Technology & humanity
Blitzkrieg: from the rise of Hitler to the fall of Dunkirk is the third of the recent reissues by Harper Collins' non-fiction arm, William Collins, and a great looking edition it is too. It is one of the books that added to Len's reputation not just as a great storyteller but a top-rate historian, who drew on his fascination with detail and technology to look at the impact of armaments and new weaponry on the conduct of war.

This book, originally published in 1979, is clearly a labour of love by Len who, as a figure of some note in the post-war period, was able to use his status as a writer to get access to top research material and speak with some of the individuals who were involved in the conduct of the German Blitzkrieg technique.

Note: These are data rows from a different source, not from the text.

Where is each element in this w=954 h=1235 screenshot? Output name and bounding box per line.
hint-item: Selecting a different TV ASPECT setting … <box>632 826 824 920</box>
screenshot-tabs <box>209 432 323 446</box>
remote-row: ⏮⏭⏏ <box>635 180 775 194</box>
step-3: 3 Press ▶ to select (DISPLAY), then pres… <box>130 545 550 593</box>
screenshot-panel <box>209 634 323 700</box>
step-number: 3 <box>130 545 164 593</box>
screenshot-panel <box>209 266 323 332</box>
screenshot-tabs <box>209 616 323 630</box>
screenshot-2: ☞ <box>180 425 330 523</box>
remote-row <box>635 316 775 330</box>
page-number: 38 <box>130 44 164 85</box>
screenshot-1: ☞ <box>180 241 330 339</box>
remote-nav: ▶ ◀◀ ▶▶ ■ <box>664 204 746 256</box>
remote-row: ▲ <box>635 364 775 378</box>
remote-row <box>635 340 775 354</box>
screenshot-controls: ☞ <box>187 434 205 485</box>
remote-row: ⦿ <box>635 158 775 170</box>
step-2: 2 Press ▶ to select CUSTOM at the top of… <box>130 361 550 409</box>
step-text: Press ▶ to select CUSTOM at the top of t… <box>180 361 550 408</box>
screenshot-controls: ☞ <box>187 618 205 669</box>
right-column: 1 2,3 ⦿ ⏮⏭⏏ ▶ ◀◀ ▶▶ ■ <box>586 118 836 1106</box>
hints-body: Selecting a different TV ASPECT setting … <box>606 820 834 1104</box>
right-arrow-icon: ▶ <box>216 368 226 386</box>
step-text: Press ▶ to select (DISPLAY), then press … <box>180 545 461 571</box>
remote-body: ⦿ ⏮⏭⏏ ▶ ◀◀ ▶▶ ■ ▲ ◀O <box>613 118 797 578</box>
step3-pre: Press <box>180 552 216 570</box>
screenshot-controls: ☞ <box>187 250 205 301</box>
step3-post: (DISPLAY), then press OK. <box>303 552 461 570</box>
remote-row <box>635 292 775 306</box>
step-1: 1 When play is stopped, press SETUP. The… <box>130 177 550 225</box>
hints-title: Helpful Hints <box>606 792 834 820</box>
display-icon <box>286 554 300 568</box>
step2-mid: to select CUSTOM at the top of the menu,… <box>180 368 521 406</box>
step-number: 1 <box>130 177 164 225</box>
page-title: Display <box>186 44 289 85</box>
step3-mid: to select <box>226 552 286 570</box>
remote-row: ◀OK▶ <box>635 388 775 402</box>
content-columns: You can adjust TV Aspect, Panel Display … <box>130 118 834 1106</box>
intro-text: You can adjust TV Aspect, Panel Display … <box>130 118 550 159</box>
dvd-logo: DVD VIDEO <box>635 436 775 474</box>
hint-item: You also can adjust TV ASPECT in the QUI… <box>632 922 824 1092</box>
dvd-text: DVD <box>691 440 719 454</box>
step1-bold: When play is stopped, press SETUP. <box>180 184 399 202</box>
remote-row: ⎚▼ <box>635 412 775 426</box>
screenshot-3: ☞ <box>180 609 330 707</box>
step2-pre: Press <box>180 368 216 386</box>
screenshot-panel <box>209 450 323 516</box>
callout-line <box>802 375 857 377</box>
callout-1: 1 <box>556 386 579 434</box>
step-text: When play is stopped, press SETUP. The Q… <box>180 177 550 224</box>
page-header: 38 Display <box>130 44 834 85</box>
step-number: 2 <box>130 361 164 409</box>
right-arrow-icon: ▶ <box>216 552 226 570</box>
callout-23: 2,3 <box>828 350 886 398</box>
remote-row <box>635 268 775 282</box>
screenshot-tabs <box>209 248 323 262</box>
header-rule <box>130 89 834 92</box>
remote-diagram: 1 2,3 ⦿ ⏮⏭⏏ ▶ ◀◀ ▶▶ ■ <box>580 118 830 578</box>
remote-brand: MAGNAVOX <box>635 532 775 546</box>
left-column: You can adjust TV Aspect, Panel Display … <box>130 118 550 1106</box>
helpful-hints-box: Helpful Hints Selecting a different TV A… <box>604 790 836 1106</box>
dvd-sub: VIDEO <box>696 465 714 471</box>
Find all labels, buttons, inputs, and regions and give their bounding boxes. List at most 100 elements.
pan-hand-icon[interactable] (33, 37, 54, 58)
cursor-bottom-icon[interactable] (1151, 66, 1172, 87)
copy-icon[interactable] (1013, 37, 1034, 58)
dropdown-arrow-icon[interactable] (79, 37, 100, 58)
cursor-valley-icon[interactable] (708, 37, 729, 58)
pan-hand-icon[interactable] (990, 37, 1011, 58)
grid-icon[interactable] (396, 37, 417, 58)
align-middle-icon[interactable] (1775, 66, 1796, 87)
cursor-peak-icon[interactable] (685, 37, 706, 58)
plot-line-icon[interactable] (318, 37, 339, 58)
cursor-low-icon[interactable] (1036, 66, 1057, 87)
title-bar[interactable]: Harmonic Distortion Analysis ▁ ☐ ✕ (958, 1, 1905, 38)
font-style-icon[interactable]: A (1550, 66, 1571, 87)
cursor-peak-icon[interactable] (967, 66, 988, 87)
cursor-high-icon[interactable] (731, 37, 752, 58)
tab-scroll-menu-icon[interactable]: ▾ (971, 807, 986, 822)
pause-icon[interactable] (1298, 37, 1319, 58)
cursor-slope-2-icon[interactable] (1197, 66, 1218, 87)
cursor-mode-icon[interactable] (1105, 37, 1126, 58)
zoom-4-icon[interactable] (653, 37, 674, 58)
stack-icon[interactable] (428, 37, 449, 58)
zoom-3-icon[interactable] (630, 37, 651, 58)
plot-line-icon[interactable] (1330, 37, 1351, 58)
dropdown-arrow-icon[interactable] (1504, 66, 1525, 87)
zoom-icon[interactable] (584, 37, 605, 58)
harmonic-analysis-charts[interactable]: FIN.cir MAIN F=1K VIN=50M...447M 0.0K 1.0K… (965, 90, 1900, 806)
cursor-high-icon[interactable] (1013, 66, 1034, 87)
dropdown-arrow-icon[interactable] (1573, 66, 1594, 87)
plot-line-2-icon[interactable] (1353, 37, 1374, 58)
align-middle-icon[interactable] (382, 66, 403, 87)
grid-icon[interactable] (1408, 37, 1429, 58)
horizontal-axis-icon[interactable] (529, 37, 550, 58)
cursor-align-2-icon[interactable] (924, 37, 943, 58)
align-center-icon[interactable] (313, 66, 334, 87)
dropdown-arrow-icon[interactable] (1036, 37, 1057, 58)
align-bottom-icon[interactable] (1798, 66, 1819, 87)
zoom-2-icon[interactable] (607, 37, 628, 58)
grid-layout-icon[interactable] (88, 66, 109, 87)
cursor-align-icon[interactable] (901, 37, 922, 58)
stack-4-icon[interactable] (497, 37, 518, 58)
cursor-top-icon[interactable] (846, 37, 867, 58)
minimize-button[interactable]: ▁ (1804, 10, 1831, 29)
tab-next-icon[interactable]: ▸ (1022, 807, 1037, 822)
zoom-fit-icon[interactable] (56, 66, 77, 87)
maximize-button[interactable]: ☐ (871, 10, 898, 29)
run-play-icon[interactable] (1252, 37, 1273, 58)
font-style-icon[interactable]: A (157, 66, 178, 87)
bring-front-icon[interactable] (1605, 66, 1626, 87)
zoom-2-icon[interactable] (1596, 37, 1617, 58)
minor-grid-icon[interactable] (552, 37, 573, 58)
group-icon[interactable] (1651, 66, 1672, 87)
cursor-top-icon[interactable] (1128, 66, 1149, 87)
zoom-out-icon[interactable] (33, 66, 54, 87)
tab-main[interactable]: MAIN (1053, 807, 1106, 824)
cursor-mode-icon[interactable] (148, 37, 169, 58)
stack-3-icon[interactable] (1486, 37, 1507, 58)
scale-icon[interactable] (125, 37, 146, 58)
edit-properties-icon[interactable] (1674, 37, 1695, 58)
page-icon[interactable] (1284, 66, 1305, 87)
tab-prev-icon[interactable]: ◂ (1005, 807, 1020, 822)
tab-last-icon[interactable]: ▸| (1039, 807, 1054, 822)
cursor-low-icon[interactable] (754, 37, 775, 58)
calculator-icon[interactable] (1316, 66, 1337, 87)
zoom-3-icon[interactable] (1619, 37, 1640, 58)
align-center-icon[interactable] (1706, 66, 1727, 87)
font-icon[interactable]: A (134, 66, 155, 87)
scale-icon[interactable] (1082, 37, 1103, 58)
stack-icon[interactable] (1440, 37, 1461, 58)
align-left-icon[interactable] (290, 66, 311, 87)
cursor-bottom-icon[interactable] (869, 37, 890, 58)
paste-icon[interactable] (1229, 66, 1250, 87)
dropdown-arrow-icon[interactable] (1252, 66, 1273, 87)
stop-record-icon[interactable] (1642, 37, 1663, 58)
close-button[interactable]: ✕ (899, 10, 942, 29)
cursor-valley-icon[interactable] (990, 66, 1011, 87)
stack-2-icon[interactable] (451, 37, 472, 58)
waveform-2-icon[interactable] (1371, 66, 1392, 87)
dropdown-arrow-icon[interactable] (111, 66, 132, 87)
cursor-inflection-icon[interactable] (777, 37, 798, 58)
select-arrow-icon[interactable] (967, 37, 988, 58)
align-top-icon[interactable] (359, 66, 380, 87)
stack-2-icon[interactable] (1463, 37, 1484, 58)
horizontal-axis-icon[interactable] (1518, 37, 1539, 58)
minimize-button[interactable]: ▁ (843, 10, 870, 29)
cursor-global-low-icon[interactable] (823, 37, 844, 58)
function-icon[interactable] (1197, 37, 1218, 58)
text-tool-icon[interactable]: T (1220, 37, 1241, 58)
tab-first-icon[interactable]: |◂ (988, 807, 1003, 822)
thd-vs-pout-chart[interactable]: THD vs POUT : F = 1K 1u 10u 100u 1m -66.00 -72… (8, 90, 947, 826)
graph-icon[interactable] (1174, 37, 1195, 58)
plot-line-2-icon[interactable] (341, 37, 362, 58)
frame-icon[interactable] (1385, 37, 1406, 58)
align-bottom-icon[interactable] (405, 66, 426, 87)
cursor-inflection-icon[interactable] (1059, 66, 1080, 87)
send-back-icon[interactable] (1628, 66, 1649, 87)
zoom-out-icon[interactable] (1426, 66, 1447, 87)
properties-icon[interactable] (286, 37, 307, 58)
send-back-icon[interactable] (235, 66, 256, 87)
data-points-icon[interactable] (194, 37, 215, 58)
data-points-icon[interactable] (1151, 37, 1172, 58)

So, for instance, the book still retains the foreword by General Nehring, Guderian's Chief of Staff and someone who was closely involved in the development of 'lightning war'. It's fascinating to read in this foreword how the German's sought to develop the "art of surprise" in warfare, and Guderian comes across as a driven man who was keen to exploit the speed of the Blitzkrieg technique but was often frustrated by the decision of senior staff, not least Hitler.

General Nehring in 1979 seemed convinced in his foreword that Hitler, "the amateur", made a great mistake in calling a halt to the Blitzkrieg attacks in northern France that allowed the British to evacuate from Dunkirk and retain sufficient forces which could be used again in 1944. The Germans, he thinks, were "robbed of an easy victory.

What I've always enjoyed about this book, which looks at the attacks on the west in 1940 in great detail, is the illustrations that accompany the text. These were not done by Len himself - though I think his training would have permitted him to do so - but rather by another illustrator, Denis Bishop, who is referenced at the end of the book in the acknowledgements. The best illustration in the book is right at the start: a two-page illustration of a "typical Panzer division". The reader can see on the page each type of tank, the number in each regiment, how the regiments lined up as a division, and also all the accompanying forces which made any tank division run effectively: the engineers, the motorcycle divisions, the reconnaissance teams, and the signallers. All there on one page: the collective might of a Panzer division, which led by military geniuses like Guderian, were such an effective fighting force in the first half of the Second World War.